Fred Uhlman: "Der wiedergefundene Freund"
"Verus
amicus est
tamquam alter idem." ("Ein wahrer Freund
ist gleichsam ein
zweites Ich.")
Dieser Spruch von
Marcus Tullius Cicero kann als Grundtenor über der
kleinen Erzählung, der
beeindruckenden Novelle von Fred Uhlmann, stehen. Wie beeinflussen uns
die
Menschen, mit denen wir uns umgeben? Welche Spuren hinterlassen wir in
ihnen?
Was bedeutet Freundschaft? Was soll man mit seinem einerseits
wertlosen,
andererseits wiederum einzigartig wertvollen Leben anfangen? Dies sind
Themen,
mit denen sich der Autor auseinandersetzt.
Im Dezember 1932, kurz vor der Machtergreifung Hitlers,
schließen zwei
sechzehnjährige Gymnasiasten eine enge und tiefempfundene
Freundschaft.

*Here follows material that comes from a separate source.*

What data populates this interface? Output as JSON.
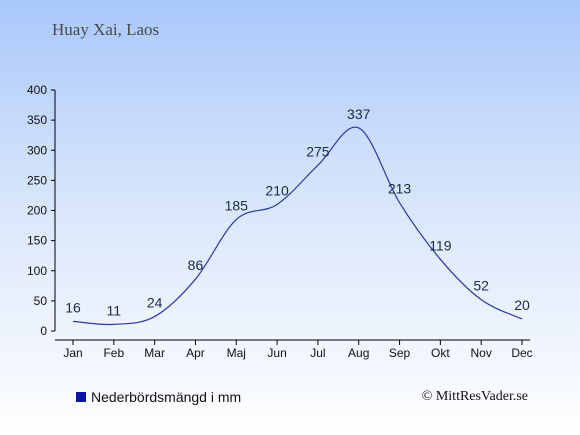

Das ist
an sich nicht ungewöhnlich, aber ihrer beider Herkunft und die
unheilbedrohte
Zukunft verurteilen diese Verbindung schon von Beginn an zum Scheitern.
Der Eine,
Hans Schwarz, ist Sohn eines jüdischen Arztes, der Andere,
Konradin von
Hohenfels, stammt aus altem Adelsgeschlecht. Zudem ist die Mutter des
Grafen
eine ausgesprochene Antisemitin.
Trotz der innigen Verbindung der jungen Männer lässt
sich die abscheuliche
Deutschlandpolitik nicht ignorieren und treibt Zwietracht zwischen die
beiden. "Der
lange, grausame Prozess der Entwurzelung hatte schon begonnen, und die
Lichter,
die meinen Weg erhellt hatten, verblassten." Hans
verlässt seine
geliebte Heimat und emigriert nach New York, seine Familie wird ihm
nicht
folgen, Konradin schlägt eine steile Karriere im Nazi-Regime
ein. Erst dreißig
Jahre später erfährt der "Verrat" Gerechtigkeit.

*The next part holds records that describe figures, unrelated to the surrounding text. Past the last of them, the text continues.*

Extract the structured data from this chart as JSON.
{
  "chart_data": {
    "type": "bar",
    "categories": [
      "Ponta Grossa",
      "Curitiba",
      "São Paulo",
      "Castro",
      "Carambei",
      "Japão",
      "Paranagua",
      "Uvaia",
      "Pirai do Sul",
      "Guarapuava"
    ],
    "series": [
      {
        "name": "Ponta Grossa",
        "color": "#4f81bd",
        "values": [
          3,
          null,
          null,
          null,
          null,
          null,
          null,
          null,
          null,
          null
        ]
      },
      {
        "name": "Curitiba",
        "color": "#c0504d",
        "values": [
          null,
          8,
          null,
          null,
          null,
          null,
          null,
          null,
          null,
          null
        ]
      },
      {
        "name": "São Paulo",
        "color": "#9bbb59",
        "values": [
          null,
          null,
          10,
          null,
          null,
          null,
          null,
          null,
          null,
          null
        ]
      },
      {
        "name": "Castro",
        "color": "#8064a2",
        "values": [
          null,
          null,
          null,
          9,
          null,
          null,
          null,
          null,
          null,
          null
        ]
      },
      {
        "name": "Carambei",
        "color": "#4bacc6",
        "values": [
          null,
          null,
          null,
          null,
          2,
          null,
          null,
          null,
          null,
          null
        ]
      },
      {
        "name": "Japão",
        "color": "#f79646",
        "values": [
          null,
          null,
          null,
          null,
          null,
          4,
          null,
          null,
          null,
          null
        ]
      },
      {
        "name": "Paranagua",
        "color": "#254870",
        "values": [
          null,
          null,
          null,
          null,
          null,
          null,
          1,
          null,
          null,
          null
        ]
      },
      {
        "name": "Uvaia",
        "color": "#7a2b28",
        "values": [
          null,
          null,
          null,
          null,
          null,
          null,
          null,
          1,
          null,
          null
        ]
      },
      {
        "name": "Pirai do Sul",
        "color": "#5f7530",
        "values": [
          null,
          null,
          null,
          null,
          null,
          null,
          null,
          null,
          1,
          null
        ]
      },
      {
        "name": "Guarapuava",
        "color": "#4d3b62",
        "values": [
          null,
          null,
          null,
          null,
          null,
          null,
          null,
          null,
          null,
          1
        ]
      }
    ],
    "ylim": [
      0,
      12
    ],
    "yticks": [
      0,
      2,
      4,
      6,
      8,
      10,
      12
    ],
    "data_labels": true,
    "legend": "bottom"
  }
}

Uhlmans Erzählung ist ein sehr nachdenkliches literarisches
Juwel. Ohne Zorn
und Verurteilung beschreibt der Autor linear und analytisch, verbunden
mit einer
großen Liebe zu seiner Stuttgarter Heimat, den Beginn, die
kurze Dauer und den
Zerfall einer tiefen Freundschaft und das damit verbundene
jähe Ende einer
Kindheit in todesschwangeren Zeiten. Der Autor verarbeitet damit seine
persönliche
Freundschaft zu
Claus
Schenk Graf von Stauffenberg.
Fred Uhlmans kleine, sehr lebensnahe Erzählung "Der
wiedergefundene
Freund" ist eine autobiografische Novelle, die, auch wenn sie die
hässlichste
Tragödie der Menschheitsgeschichte behandelt, in zarten,
nostalgischen Molltönen
geschrieben ist. Ein Zeitzeugnis der besonderen Art, ein
beeindruckendes Werk
gegen das Vergessen.
(Heike Geilen; 10/2009)
Fred
Uhlman: "Der wiedergefundene Freund"
(Originaltitel "Reunion")
Übersetzt von Felix Berner.
Diogenes Verlag, 1998. 116 Seiten.
Buch
bei amazon.de bestellen
Buch
bei Libri.de bestellen
Fred Uhlman wurde am 19. Jänner 1901 als Angehöriger einer in Württemberg ansässigen jüdischen Familie geboren. Er studierte Jura, arbeitete für die SPD und war mit Kurt Schumacher befreundet. 1933 flüchtete er nach Frankreich und lebte später als vielbeachteter Maler und Schriftsteller in Paris, Spanien und England. Fred Uhlman starb am 11. April 1985.